Mine campaigner Emmanuel Peni told the Guardian PanAust had not been “honest or transparent” in its consultations with those who live in the Sepik river valley.
He said people whose lives and livelihoods depended on the river feared their villages could be permanently damaged or destroyed by the mine, citing the case of Rio Tinto’s Panguna mine, which has left downstream villages with poisoned water, polluted fields and a ruined river valley.
“If the dam collapses it will be catastrophic and destroy the Sepik river and our way of life,” he said. “We need to ensure that the Sepik is protected. It is our identity, our life, and the heartbeat of our culture. A life without the Sepik river as we know it would devastate our communities forever.”
Peni, from Korogu village on the Sepik River, said the villages felt the need to make the collective declaration – admissible in court – because “they do not trust the government, the police, the army and the outsider who is the owner of the Frieda mine”.
Peni said villages along the Frieda and Sepik rivers would seek to halt the mine through legal and legislative channels but would ultimately defend their ancestral lands.
“There will be an uprising in the Sepik region and lives will be lost.
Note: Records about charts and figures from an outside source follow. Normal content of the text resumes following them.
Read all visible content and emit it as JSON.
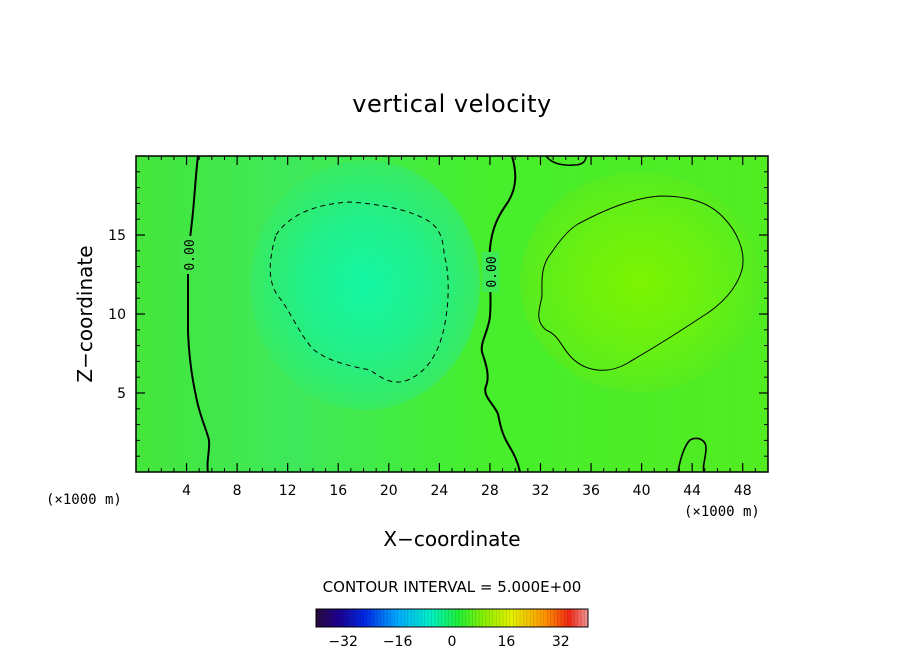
{
  "chart_data": {
    "type": "contour",
    "title": "vertical velocity",
    "xlabel": "X−coordinate",
    "ylabel": "Z−coordinate",
    "x_unit": "(×1000 m)",
    "z_unit": "(×1000 m)",
    "xlim": [
      0,
      50
    ],
    "ylim": [
      0,
      20
    ],
    "x_ticks": [
      4,
      8,
      12,
      16,
      20,
      24,
      28,
      32,
      36,
      40,
      44,
      48
    ],
    "y_ticks": [
      5,
      10,
      15
    ],
    "contour_interval_text": "CONTOUR INTERVAL = 5.000E+00",
    "contour_labels": [
      "0.00",
      "0.00"
    ],
    "colorbar": {
      "range": [
        -40,
        40
      ],
      "ticks": [
        -32,
        -16,
        0,
        16,
        32
      ],
      "tick_labels": [
        "−32",
        "−16",
        "0",
        "16",
        "32"
      ]
    },
    "features": [
      {
        "kind": "downdraft",
        "center_x": 19,
        "center_z": 12,
        "contour_value": -5
      },
      {
        "kind": "updraft",
        "center_x": 39,
        "center_z": 12,
        "contour_value": 5
      }
    ]
  }
}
No one will win this uprising. The government of PNG will have blood on their hands.”
The Guardian put detailed questions to PanAust regarding its community consultation process and environmental impact statement.
The company said: “PanAust remains committed to working with its communities, the government of Papua New Guinea and other relevant stakeholders to fulfil its statutory requirements and obtain the necessary permits to progress the Frieda river Project.”
PanAust said it declined to comment further.